For example, let consider a simple example of a data center with 2 hosts each with 4 PEs and also a VM with 2 Pes. Now, after some time, the VM on the first host is selected for migrating to the second host. At the moment, the second host has just 2 free PEs.

As I mentioned above, the data center firstly adds the VM to the migratingIn list of the second Host by calling the addMigratingInVm() on the second host. That host allocates some resources for that VM (2 PEs in this example). Next, the data center sends the VM_MIGRATE event for itself.
Finally, when the data center receives the event and asks the destination host to create that VM, the destination host is not able to allocate any resource to that VM, because some resources were allocated in the past.

My CloudSim Plus versing is 5.4.1

@ehsankhodayar
Copy link
Author

ehsankhodayar commented Jul 31, 2020

I solved the problem by adding the destroyVmInternal(vm); instruction to the removeMigratingInVm(final Vm vm) method in the class HostSimple. I hope it does not make another problem in the other states of the program.

@manoelcampos
Copy link
Collaborator

Hello @ehsankhodayar.
Thanks for your contribution. I've been really busy with my PhD.
Could you send a Pull Request?
You can update your fork following the instructions here.

@ehsankhodayar
Copy link
Author

Hi @manoelcampos .
Thanks for your response. At the moment I'm also so busy because of M.S.c and I'm implementing a heavy simulation with this useful and perfect toolkit. I'll do it as soon as possible.

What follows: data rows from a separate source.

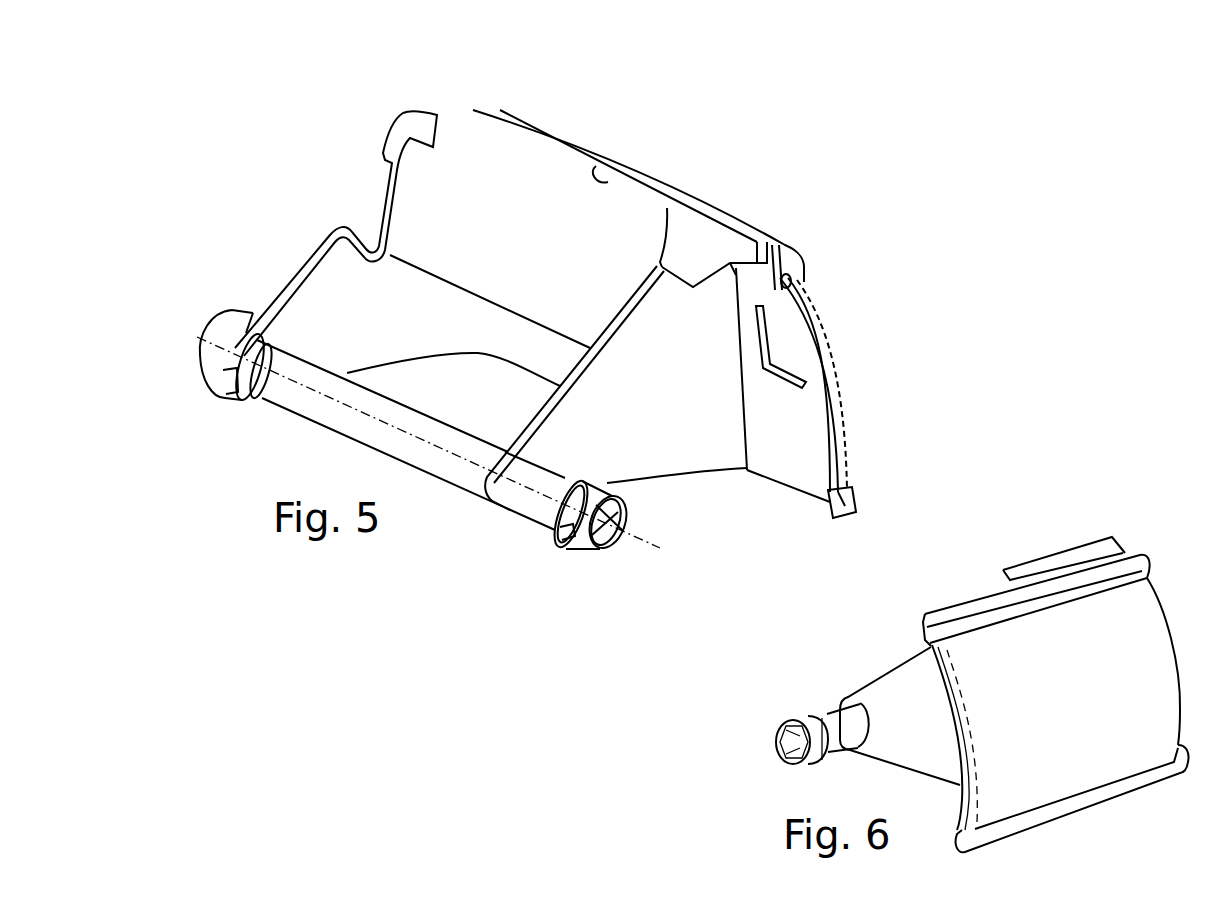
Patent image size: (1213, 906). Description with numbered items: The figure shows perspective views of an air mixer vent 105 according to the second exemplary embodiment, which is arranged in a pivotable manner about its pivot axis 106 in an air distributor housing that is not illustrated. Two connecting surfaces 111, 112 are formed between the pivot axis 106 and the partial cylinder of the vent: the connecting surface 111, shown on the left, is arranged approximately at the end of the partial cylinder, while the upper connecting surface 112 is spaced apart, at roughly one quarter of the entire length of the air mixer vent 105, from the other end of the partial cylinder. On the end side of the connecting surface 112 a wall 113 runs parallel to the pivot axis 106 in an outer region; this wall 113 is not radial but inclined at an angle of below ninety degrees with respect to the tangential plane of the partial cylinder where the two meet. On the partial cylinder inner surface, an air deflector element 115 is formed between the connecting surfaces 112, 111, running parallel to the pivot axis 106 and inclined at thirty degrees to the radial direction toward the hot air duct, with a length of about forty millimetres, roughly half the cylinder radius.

The air mixer vent 105 is at (872, 239).
The pivot axis 106 is at (642, 543).
The connecting surface 111 is at (330, 257).
The upper connecting surface 112 is at (670, 423).
The wall 113 is at (705, 255).
The air deflector element 115 is at (490, 272).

@manoelcampos manoelcampos self-assigned this Aug 27, 2020
@manoelcampos manoelcampos added the in-progress Someone has started to work on the issue. The progress may be available at the dev branch. label Aug 27, 2020
@manoelcampos manoelcampos changed the title A big bug in VM migration process VM migration tries to allocate resources for a VM twice in the target Host Aug 27, 2020
@manoelcampos manoelcampos removed the in-progress Someone has started to work on the issue. The progress may be available at the dev branch. label Aug 27, 2020
@manoelcampos
Copy link
Collaborator

Hello @ehsankhodayar
I just fixed the issue. All tests are passing and I couldn't find any unexpected behaviour with my simulation scenarios.
Could you please download and compile the sources for version 5.4.4 (it's not in Maven Central yet)
and try with your simulations?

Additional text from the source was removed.